VOLTA & RADKE,
Les heures lumineuses s'étaient finalement éteintes, laissant ainsi un voile nocturne recouvrir le ciel. Ma conscience n'avait rien vu et mon esprit s'est égaré au travers des lignes d'un vieux bouquin dont la couverture était recouverte de poussière. Dans la villa, aucun bruit n'était venu troubler mon silence et je ne l'aurais certainement pas toléré. Il m'arrivait de vivre des jours sans émettre le moindre son, où je me blottissais dans un mutisme à faire pâlir n'importe quel être humain digne de ce nom. Je suppose que ce jour en faisait partie.
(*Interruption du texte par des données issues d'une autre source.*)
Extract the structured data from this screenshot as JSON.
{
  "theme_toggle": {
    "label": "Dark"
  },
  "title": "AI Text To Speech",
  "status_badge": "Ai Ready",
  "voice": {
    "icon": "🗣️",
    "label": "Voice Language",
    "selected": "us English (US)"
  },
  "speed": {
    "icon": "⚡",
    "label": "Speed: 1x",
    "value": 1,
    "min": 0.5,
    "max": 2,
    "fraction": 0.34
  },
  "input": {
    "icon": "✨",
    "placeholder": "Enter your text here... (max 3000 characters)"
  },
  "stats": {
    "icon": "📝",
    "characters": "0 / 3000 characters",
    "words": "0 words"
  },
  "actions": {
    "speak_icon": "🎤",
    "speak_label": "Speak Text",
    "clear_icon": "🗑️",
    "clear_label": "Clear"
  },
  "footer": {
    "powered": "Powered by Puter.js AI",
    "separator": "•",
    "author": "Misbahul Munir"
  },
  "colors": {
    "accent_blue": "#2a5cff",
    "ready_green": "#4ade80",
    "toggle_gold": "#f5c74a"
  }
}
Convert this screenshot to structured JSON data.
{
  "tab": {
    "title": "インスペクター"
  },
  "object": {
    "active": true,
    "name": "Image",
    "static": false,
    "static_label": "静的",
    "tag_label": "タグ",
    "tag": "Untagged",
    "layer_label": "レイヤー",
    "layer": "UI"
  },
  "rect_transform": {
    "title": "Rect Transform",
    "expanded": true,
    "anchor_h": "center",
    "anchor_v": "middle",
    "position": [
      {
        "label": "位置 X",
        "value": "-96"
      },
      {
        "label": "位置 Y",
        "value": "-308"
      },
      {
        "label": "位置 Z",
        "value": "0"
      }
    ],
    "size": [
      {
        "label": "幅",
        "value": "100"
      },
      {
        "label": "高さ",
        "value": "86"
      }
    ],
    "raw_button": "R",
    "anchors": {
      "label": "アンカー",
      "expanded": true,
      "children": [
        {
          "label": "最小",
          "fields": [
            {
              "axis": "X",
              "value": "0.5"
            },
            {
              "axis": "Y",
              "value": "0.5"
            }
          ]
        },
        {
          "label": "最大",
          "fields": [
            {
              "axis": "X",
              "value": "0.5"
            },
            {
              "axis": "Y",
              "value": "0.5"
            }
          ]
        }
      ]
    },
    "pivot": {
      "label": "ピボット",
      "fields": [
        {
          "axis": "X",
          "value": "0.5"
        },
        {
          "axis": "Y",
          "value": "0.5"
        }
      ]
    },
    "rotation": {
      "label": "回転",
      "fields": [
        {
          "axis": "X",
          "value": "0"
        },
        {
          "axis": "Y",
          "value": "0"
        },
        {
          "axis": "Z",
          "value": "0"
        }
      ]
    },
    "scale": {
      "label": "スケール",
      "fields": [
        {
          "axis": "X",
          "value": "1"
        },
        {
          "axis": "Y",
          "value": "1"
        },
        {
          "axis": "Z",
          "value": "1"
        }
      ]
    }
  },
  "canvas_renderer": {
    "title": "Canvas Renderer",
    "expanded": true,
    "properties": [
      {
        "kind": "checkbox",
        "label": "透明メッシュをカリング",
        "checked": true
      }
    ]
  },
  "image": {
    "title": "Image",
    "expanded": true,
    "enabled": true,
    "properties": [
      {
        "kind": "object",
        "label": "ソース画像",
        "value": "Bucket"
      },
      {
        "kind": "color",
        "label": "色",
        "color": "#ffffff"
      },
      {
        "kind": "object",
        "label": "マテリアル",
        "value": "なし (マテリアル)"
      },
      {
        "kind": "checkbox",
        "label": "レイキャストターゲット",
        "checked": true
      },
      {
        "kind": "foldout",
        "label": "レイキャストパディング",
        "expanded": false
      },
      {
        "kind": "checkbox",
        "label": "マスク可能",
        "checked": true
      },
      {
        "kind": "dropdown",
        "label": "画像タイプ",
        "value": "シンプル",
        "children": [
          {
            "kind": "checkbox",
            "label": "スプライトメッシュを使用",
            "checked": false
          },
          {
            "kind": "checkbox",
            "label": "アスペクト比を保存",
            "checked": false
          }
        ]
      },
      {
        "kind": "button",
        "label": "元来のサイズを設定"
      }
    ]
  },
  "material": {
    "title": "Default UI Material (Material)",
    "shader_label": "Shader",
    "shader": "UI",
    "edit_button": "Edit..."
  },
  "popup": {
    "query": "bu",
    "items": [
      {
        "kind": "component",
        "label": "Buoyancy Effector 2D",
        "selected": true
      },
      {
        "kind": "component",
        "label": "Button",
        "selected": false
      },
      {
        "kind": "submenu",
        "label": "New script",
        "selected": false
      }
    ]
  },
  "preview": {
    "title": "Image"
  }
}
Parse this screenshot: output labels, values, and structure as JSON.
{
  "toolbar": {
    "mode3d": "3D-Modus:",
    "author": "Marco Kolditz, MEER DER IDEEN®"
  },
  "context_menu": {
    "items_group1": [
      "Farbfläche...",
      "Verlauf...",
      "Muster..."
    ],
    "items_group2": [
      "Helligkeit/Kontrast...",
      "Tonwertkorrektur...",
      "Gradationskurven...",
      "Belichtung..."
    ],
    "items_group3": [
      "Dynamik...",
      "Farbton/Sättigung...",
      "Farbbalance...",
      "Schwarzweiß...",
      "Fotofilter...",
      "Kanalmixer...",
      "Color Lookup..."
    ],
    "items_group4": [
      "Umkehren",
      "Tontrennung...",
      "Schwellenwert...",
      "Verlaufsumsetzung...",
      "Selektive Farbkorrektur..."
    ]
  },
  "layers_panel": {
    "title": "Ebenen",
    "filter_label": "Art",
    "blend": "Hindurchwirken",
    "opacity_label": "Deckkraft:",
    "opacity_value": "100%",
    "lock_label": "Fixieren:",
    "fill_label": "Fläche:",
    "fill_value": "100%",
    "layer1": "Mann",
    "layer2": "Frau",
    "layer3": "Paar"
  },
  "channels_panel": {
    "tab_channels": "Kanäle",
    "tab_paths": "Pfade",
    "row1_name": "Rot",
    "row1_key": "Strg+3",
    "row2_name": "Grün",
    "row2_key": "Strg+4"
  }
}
Les lumières tamisées qui enveloppaient l'immense pièce dans laquelle je me trouvais renforçaient ce sentiment de bien-être que l'isolation était capable de m'offrir ; la ville avait beau vibrer de tout son être au dehors, moi je restais sourde à l'effervescence inutile de la population.
Mon penchant pour l'ancienne littérature française l'emportait sur les murmures dérangeants des autres. Calée dans un coin de mon canapé en velours sanguin, les mots me faisaient prisonnières et m'emmenaient à des kilomètres de l'endroit où je me trouvais. Los Angeles porte en elle l'ébullition incandescente d'une jeunesse butée par la frénésie et la stupidité. Tout semblait perdre de son éclat et le soleil de plomb ne suffisait pas à éclaircir la fadeur dans laquelle L.A sombrait. La dernière ligne de mon livre me fit prendre conscience que la nuit apparente emportait avec elle mon malaise biscornu. Elle me donnait la sensation de revivre et ouvrait les portes d'un monde qui m'appartenait. La nuit rendait tout plus beau. Même l'odeur du sang dans mes narines devenait mielleuse lorsque l'obscurité reprenait ses droits.
Pourtant ce soir, je n'étais pas d'humeur assassine. Aucune épine ne s'enfonçait dans mon être et ne devait être arrachée. La violence sucrée ne me donnait pas envie car elle était sans doute trop connue, trop utilisée. Je m'en retrouvais soudainement lassée. Tout en marchant dans ma demeure, sans réellement savoir vers quel endroit je me dirigeais, je tentais de localiser mes besoins, de décrypter le langage secret de mes organes. Mes mains froides recherchaient l'une dans l'autre la chaleur et mon ventre se réchauffait d'envies presque innocentes, aux douceurs infinies et à la tendresse excessive. Je devinais la passion derrière ma poitrine frissonnante et mon désir d'apaisement semblait brûlant.
Je me sentais emportée par une affection irréelle. Elle courait dans mes veines comme une liqueur à l'odeur fruitée et envoûtante. Alors que je marchais toujours, j'arrivais face aux appartements de Radke. Il était tard mais cela ne m'empêcha pas d'entrer sans l'avertir de ma présence. Mes pieds nus sur le marbre me rendait aussi silencieuse qu'un félin impossible à dompter. Lorsque j'arrivais finalement à sa chambre, sa silhouette exquise se dessinait dans mon champ de vision et un sourire venait s'ancrer sur mon visage. Elle est si jolie mon innocente poupée. Je décidais de la contempler entièrement dans un silence, qui pour moi, voulait dire énormément de choses.